Another non-invasive method that can detect smaller growths involves ultrasound. The feasibility of MRI-based approaches has also being investigated. Unfortunately, none of these methods is specific, since they do not distinguish between benign and cancerous growth. This is an important consideration because ˜80% of biopsies are considered benign following pathological examination. Because early detection is critical for improving the prognosis for the patient, the availability of diagnostic methods that can identify abnormal growth early, and distinguish between cancer and non-malignant growth is crucial.
There is a general lack of biochemical and molecular methods for early diagnosis of breast cancer. Two methods that are currently available are based on polymerase chain reaction (PCR). For instance, the identification of mutations in the gene encoding the BRCA1 gene is currently in practice. However, these mutations, which are present in familial forms for breast cancer, affect fewer than 5% of patients. A second method is to measure the expression levels of the Her2 gene, which is indicative of increased potential for developing breast cancer. This marker is also representative of a minor fraction of patients.

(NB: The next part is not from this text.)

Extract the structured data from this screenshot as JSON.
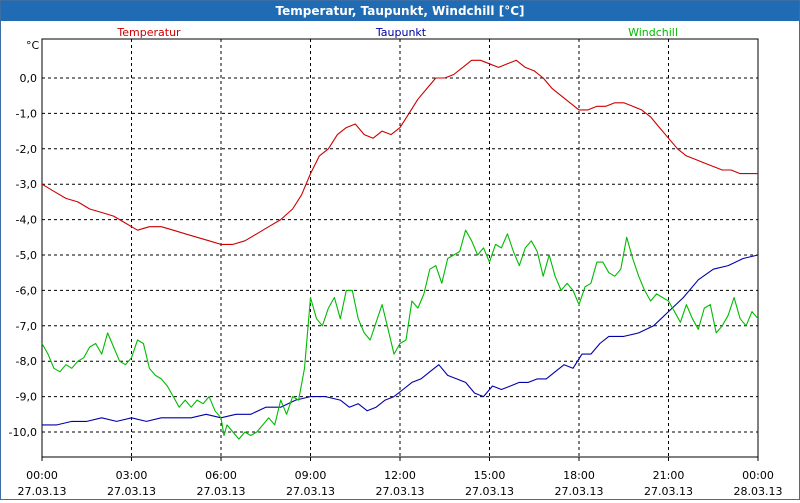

Since most incidence of breast cancer occur spontaneously, without a known genetic/familial origin, a proteomic method that can reveal altered expression of specific proteins, rather than genetic alterations (which affect only a subset of patients), is desirable. Ideally, the proteomic approach reveals changes in both familial and spontaneous classes of breast cancer. With a combination of genomic and proteomic diagnostic assays, early detection of breast cancer can become much more reliable and routine.